1. Mathematically this scenario is actually NOT impossible. That is, if we interpret "average" as the mean, as is usually done when no further specification is given (as opposed to median or mode). Let's say we rate 100 people (sample population) on an arbitrary scale of 1-100 from worst to best. For simplicity's sake, 94% of the population (94 people) are all rated at a 94. The other 6% (6 people) are rated a 1. Thus, the "average," or mean, would be (94*94+6*1)/100 = 88.42. As 94 > 88.42, 94% of the population is above average!
2. Disregarding part 1, here is a less technical answer:
Our perceptions are strongly shaped by our environments. And what is more prevalent in our modern world than media? We are constantly bombarded with information through news sites, magazines, social media, billboards, the radio, you name it! And these outlets are incentivized to broadcast the most eye-catching, heart-rending news. Unfortunately, the majority of that news is devastating or horrific. We see the terrorist attacks, the serial killers, the train-wreck politics, and the celebrity scandals. The kindly next-door neighbor who volunteers at the community center or the elementary school teacher who stays after school to coach softball will never grace the front page, paling beside sex-traffickers and suicide bombers. Because we are more afraid to lose than happy to win, because we fear so much and hope so little, media outlets race to find the most horrific clickbait, the most terrifying and deranged stories to capture your time and money.
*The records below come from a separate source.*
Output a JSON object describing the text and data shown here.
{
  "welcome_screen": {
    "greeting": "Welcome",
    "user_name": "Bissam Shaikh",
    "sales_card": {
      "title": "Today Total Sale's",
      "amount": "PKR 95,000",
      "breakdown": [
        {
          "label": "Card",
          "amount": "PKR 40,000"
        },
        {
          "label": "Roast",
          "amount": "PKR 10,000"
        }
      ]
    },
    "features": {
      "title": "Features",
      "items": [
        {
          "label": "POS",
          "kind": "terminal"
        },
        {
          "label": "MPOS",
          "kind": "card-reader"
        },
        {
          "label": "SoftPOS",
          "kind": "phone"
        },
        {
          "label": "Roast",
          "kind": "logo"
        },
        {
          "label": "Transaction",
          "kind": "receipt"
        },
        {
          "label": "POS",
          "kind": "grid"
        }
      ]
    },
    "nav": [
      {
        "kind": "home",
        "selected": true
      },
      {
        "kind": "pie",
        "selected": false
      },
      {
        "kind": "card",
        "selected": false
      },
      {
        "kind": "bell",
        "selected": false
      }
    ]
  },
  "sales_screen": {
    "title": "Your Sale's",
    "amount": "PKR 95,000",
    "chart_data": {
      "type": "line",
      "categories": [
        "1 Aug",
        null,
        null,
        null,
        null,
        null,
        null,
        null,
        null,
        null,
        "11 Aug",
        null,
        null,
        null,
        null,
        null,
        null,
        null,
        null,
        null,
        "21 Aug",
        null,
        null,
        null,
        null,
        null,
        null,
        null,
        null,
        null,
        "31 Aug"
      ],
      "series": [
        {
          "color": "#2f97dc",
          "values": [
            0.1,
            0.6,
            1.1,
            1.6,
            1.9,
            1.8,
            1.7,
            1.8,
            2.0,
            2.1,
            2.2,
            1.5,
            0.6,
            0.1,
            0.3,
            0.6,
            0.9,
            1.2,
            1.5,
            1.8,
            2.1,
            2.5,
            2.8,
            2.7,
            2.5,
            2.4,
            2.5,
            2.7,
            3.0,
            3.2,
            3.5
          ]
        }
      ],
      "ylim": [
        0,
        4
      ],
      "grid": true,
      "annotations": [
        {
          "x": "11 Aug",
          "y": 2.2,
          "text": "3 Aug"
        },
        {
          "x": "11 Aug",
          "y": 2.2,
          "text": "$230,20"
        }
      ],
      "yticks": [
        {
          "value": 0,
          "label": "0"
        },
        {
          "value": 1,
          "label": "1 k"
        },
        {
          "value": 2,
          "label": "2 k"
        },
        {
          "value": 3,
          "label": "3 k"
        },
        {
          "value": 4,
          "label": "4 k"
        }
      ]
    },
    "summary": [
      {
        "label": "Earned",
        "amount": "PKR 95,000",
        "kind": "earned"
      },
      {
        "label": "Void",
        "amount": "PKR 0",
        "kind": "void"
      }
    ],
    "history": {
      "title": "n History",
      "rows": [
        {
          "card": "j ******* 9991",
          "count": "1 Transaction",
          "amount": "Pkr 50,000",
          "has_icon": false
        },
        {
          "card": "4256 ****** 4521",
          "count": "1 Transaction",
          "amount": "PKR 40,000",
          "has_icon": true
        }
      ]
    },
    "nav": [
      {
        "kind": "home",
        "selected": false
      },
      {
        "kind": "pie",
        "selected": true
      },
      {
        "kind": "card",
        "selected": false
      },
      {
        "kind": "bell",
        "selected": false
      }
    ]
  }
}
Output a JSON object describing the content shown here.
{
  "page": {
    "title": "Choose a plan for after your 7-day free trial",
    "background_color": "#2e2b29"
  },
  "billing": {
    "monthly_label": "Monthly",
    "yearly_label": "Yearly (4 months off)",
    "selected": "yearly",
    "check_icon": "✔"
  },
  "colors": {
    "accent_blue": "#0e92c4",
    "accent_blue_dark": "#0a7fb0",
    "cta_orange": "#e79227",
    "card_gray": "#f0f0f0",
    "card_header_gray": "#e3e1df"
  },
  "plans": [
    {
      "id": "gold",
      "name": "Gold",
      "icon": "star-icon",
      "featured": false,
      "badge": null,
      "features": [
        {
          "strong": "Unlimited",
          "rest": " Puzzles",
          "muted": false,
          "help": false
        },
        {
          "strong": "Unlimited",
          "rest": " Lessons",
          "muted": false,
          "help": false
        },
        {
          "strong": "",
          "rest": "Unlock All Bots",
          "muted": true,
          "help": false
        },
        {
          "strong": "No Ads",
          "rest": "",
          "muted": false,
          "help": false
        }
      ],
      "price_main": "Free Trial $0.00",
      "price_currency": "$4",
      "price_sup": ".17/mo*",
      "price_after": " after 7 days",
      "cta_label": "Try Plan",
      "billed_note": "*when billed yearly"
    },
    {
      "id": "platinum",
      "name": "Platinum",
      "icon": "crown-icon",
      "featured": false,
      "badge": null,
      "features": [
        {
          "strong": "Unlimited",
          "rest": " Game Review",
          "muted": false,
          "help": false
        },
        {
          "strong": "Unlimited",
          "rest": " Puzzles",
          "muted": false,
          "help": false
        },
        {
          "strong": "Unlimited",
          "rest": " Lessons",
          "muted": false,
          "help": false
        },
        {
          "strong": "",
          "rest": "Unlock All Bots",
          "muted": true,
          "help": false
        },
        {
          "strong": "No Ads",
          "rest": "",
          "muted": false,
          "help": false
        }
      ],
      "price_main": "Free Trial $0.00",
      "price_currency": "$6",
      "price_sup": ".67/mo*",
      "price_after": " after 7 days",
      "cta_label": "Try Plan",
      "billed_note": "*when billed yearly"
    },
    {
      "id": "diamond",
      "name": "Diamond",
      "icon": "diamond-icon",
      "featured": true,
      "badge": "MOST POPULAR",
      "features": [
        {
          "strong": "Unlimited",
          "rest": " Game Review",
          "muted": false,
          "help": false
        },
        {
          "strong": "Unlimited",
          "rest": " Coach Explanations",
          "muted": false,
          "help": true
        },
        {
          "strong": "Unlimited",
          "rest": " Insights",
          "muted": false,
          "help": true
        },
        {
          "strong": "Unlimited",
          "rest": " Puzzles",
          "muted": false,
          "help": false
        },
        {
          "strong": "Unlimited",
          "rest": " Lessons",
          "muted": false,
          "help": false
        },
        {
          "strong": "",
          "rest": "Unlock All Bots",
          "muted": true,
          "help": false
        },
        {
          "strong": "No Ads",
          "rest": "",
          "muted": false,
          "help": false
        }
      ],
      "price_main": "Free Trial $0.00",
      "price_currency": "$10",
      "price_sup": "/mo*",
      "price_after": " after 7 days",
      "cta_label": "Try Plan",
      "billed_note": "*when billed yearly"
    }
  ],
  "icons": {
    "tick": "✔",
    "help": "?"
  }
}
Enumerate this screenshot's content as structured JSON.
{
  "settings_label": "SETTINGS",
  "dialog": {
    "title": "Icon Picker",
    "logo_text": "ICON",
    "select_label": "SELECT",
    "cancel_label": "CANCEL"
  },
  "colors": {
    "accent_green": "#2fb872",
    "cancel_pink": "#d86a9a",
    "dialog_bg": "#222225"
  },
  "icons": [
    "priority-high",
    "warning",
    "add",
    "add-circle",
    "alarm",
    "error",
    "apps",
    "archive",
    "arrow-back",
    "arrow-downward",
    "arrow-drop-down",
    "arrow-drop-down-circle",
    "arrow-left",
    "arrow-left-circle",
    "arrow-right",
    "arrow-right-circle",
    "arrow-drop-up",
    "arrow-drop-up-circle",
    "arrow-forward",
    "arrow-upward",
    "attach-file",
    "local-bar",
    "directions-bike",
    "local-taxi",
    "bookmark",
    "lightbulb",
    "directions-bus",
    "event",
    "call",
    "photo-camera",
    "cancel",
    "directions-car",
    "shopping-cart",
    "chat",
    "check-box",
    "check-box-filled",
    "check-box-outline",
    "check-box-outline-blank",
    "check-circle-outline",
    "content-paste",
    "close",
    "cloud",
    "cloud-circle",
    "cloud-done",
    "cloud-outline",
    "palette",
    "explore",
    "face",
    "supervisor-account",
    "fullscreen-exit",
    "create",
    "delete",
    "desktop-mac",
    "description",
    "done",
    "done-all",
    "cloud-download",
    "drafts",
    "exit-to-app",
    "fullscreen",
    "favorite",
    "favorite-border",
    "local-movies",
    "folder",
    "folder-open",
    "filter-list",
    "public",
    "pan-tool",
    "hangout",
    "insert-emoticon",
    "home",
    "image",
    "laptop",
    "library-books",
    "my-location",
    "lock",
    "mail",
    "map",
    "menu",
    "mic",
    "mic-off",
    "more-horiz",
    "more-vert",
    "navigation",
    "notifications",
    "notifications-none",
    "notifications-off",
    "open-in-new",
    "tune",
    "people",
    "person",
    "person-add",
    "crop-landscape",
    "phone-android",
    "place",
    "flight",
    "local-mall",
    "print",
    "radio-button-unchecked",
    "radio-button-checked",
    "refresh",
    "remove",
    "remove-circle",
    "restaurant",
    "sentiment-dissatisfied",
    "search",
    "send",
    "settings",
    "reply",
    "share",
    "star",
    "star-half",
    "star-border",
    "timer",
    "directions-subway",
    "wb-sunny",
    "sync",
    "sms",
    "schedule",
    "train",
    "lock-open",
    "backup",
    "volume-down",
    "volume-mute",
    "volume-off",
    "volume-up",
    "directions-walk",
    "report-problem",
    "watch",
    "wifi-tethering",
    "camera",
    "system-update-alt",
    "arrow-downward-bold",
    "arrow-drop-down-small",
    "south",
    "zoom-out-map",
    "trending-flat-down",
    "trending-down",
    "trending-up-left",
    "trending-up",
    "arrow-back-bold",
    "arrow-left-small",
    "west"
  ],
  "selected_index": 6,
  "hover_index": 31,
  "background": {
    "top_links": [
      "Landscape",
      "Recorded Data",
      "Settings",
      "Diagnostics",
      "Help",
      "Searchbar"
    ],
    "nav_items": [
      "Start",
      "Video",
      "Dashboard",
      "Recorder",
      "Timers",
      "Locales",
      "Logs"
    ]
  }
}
And so, if we are drawn a bleak and dire world, if the people delineated to us by the sources we trust are always deranged and cruel or victims of great suffering, why wouldn't we consider ourselves above average? There are many good people out there, but so few ever find the limelight. Good deeds go unnoticed while atrocities are rewarded with big headlines and outpourings of rage. We underestimate our society and human potential for kind, deliberate action.